La part de marché publicitaire de la radio est en Belgique la plus haute de toute l’Europe, c’est donc très rentable, et ce sans grosses organisations journalistiques derrière. Si nous, qui disposons d’équipes importantes, nous arrivons à prendre une place sur le marché, nous aurons accès à des ressources que nous pourrons recycler dans la production d’informations. Le monde politique a sous la main un superbe levier de politique industrielle : en allouant des fréquences aux marques de presse, il peut soutenir la transition numérique. Je dis souvent pour un peu provoquer que nous sommes une web company qui possède des journaux. Cela irrite un peu ceux qui font les journaux ici, je les comprends, cela reste nos plus grands médias, mais c’est une manière de dire que la stratégie et l’organisation doivent être pensées à partir de la web economy.
 
Vous parlez souvent d'innovation…
 

C’est vraiment notre marque de fabrique, notre ADN. L’innovation nous a toujours permis d’augmenter notre part de marché.
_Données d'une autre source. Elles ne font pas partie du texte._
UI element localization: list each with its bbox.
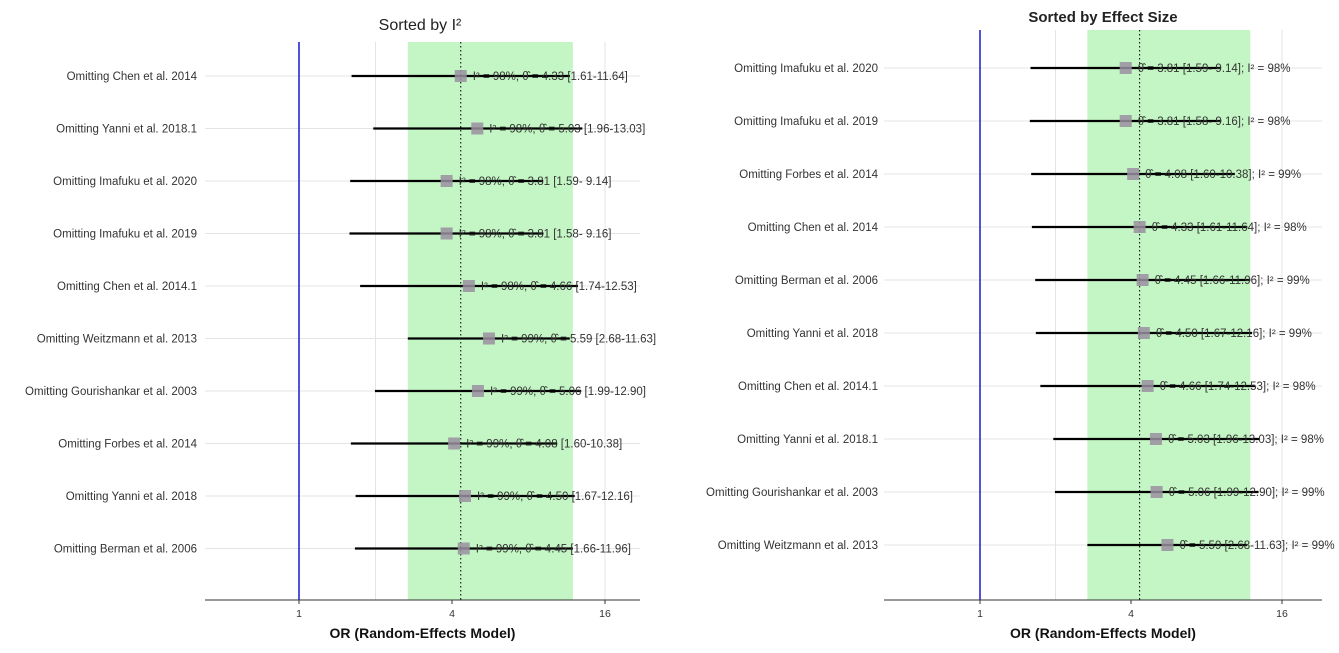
point-estimate-marker: [454, 70, 467, 82]
row-annotation: I² = 98%, θ̂ = 4.33 [1.61-11.64]: [473, 71, 628, 83]
point-estimate-marker: [457, 542, 470, 555]
row-label: Omitting Berman et al. 2006: [54, 544, 197, 556]
point-estimate-marker: [440, 175, 453, 187]
forest-panel-sorted-by-effect-size: Omitting Imafuku et al. 2020 θ̂ = 3.81 [1…: [706, 9, 1335, 641]
x-tick-label: 1: [977, 608, 983, 620]
x-tick-label: 4: [1128, 608, 1134, 620]
point-estimate-marker: [482, 332, 495, 345]
row-annotation: I² = 98%, θ̂ = 3.81 [1.58- 9.16]: [459, 229, 612, 241]
point-estimate-marker: [1137, 327, 1150, 339]
x-tick-label: 4: [449, 608, 455, 620]
row-label: Omitting Imafuku et al. 2019: [734, 116, 878, 128]
row-label: Omitting Forbes et al. 2014: [58, 439, 197, 451]
point-estimate-marker: [462, 280, 475, 292]
row-annotation: I² = 99%, θ̂ = 4.50 [1.67-12.16]: [477, 491, 633, 503]
row-annotation: θ̂ = 4.08 [1.60-10.38]; I² = 99%: [1145, 169, 1301, 181]
point-estimate-marker: [1133, 221, 1146, 233]
point-estimate-marker: [471, 122, 484, 135]
row-label: Omitting Yanni et al. 2018.1: [737, 434, 878, 446]
row-label: Omitting Yanni et al. 2018: [747, 328, 878, 340]
row-annotation: I² = 98%, θ̂ = 5.03 [1.96-13.03]: [489, 124, 645, 136]
row-label: Omitting Berman et al. 2006: [735, 275, 878, 287]
x-tick-label: 16: [599, 608, 611, 620]
row-annotation: I² = 99%, θ̂ = 5.59 [2.68-11.63]: [501, 334, 656, 346]
row-label: Omitting Chen et al. 2014: [67, 71, 198, 83]
point-estimate-marker: [1127, 168, 1140, 180]
row-annotation: θ̂ = 3.81 [1.59- 9.14]; I² = 98%: [1138, 63, 1291, 75]
point-estimate-marker: [1161, 539, 1174, 551]
row-annotation: I² = 99%, θ̂ = 5.06 [1.99-12.90]: [490, 386, 646, 398]
row-label: Omitting Weitzmann et al. 2013: [718, 540, 878, 552]
row-label: Omitting Gourishankar et al. 2003: [706, 487, 878, 499]
row-label: Omitting Chen et al. 2014: [748, 222, 879, 234]
row-label: Omitting Chen et al. 2014.1: [57, 281, 197, 293]
point-estimate-marker: [448, 437, 461, 450]
x-tick-label: 1: [296, 608, 302, 620]
row-label: Omitting Imafuku et al. 2019: [53, 229, 197, 241]
point-estimate-marker: [1136, 274, 1149, 286]
row-label: Omitting Weitzmann et al. 2013: [37, 334, 197, 346]
point-estimate-marker: [1141, 380, 1154, 392]
point-estimate-marker: [1150, 486, 1163, 498]
row-annotation: I² = 98%, θ̂ = 3.81 [1.59- 9.14]: [459, 176, 612, 188]
row-annotation: I² = 98%, θ̂ = 4.66 [1.74-12.53]: [481, 281, 637, 293]
x-tick-label: 16: [1276, 608, 1288, 620]
row-annotation: θ̂ = 5.06 [1.99-12.90]; I² = 99%: [1169, 487, 1325, 499]
row-label: Omitting Imafuku et al. 2020: [53, 176, 197, 188]
row-annotation: θ̂ = 5.03 [1.96-13.03]; I² = 98%: [1168, 434, 1324, 446]
row-annotation: θ̂ = 3.81 [1.58- 9.16]; I² = 98%: [1138, 116, 1291, 128]
row-annotation: θ̂ = 4.66 [1.74-12.53]; I² = 98%: [1160, 381, 1316, 393]
chart-title: Sorted by I²: [379, 17, 462, 34]
row-label: Omitting Forbes et al. 2014: [739, 169, 878, 181]
x-axis-label: OR (Random-Effects Model): [330, 625, 516, 641]
row-label: Omitting Yanni et al. 2018.1: [56, 124, 197, 136]
row-annotation: I² = 99%, θ̂ = 4.45 [1.66-11.96]: [476, 544, 631, 556]
row-label: Omitting Imafuku et al. 2020: [734, 63, 878, 75]
row-label: Omitting Yanni et al. 2018: [66, 491, 197, 503]
row-annotation: θ̂ = 4.33 [1.61-11.64]; I² = 98%: [1152, 222, 1307, 234]
x-axis-label: OR (Random-Effects Model): [1010, 625, 1196, 641]
row-annotation: θ̂ = 4.45 [1.66-11.96]; I² = 99%: [1155, 275, 1310, 287]
confidence-band: [1087, 30, 1251, 600]
point-estimate-marker: [471, 385, 484, 397]
row-label: Omitting Gourishankar et al. 2003: [25, 386, 197, 398]
confidence-band: [407, 42, 573, 600]
row-annotation: θ̂ = 4.50 [1.67-12.16]; I² = 99%: [1156, 328, 1312, 340]
point-estimate-marker: [1119, 115, 1132, 127]
point-estimate-marker: [1119, 62, 1132, 74]
chart-title: Sorted by Effect Size: [1028, 9, 1177, 26]
point-estimate-marker: [440, 227, 453, 240]
row-label: Omitting Chen et al. 2014.1: [738, 381, 878, 393]
point-estimate-marker: [458, 490, 471, 502]
point-estimate-marker: [1149, 433, 1162, 445]
forest-panel-sorted-by-i2: Omitting Chen et al. 2014 I² = 98%, θ̂ = …: [25, 17, 656, 641]
row-annotation: I² = 99%, θ̂ = 4.08 [1.60-10.38]: [466, 439, 622, 451]
row-annotation: θ̂ = 5.59 [2.68-11.63]; I² = 99%: [1179, 540, 1334, 552]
Au milieu des années 1990, Le Soir à lui seul était plus important en lectorat que La Libre et La DH cumulées. Nous avons investi dans La DH, premier journal en Belgique à passer au format tabloïd, en 1997. Tout le monde criait casse-cou, les annonceurs ne suivraient pas. Et cela a été un pari totalement gagnant. La DH sur son lectorat presse quotidienne est passée de 231.800 à 465.000 lecteurs en currency 2 (Print+PDF). Le lectorat a doublé en 10 ans. Je ne parle ici que du papier et PDF, pas du site internet. En 1997, Le Soir, c’était 538.000 lecteurs et La Libre et La DH ensemble, 445.400. Grosso modo un rapport 55/45. Aujourd’hui, nous représentons 56% du marché national, contre 44% pour Le Soir. C’est quelque chose d’exceptionnel que l’on ne sait pas suffisamment dans le marché.  Nous avons toujours été obligés d’innover pour grandir, parce que nous étions les challengers. En 2008, nous l’avons fait à nouveau en passant au format compact. Et maintenant la radio et la primauté accordée à la convergence.
 
Comment se portent les recettes publicitaires du groupe et quelles sont les perspectives ?
 
Nous avons fait une excellente année 2013 en presse quotidienne, nous sommes en croissance. Le support papier reste un média très solide, surtout la presse quotidienne, l’annonceur y trouve de la souplesse, le choix de paraître des jours précis, un contexte éditorial de qualité et des lecteurs impliqués. On commence à voir plus clair sur le rôle que les grands groupes de presse vont jouer dans la communication publicitaire. Nous avons les médias à forte implication des lecteurs, soit les journaux printed et PDF (au lectorat en croissance), et les applications tablettes, le temps de lecture moyen est le plus long, le CPM sera représentatif de la qualité communicationnelle de ce type d’environnement pour l’annonceur. Sur les sites internet desktop et mobiles, nous aurons toute la palette des formats publicitaires, avec le bannering, la vidéo, les box, le native advertising, et toutes les fonctionnalités de targeting et de retargeting sociologique et géographique.